True Story: What Reality TV Says About Us by Danielle J. Lindemann
Lindemann (who blurbed our anthology) is a professor of sociology at Lehigh University—and this year a visiting professor at Princeton—and argues that reality TV is worth interrogating because of how it affects us, the viewers. (We heartily agree, obviously!) In her deeply researched book, Lindemann sidesteps the question of how real reality TV is—because, as she points out, it doesn’t really matter when it can teach us how much our own reality is socially constructed—and instead examines the ways reality TV portrays the many intersecting identities of those who appear in them and how those portrayals largely uphold the status quo of contemporary power dynamics. She also explores how concepts like coupledom and family are constructed on reality TV, and shows how conservative ideals are nearly always the foundation for whatever seemingly liberal shenanigans we might witness onscreen. Lay readers, have no fear—while Lindemann may be an academic, this delightful book is geared toward a general audience, not the ivory tower.

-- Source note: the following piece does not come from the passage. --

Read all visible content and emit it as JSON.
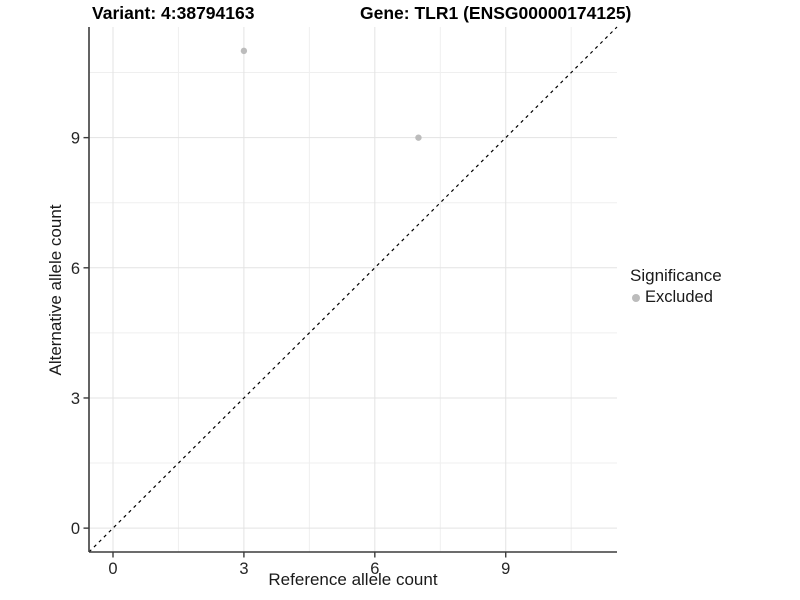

Real Love by Rachel Lindsay
Rachel Lindsay is Bachelor Nation royalty. The first Black Bachelorette, Lindsay is beloved by many in Bachelor Nation for being openly critical of the franchise and its treatment of contestants and leads of color. In her debut novel, Real Love, written with author Alexa Martin, Lindsay explores what might have happened if someone a little bit like her had said no to being on a Bachelor-like dating show. When Maya Johnson turns down the opportunity to go on Real Love and recommends her best friend Delilah instead, she feels good about it. After all, her life is going according to plan. But when Delilah becomes the show’s lead, Maya begins to wonder: Did she make a mistake? Delilah seems so happy and in love, her life entirely transformed. And while Maya might have a great career, she’s beginning to think that her grand plans for a stable, predictable future might not be fulfilling her as she’d always imagined. When her sister comes for a visit, along with a good-looking fellow traveler, Maya discovers that there might yet be some surprises and swoons in store for her too.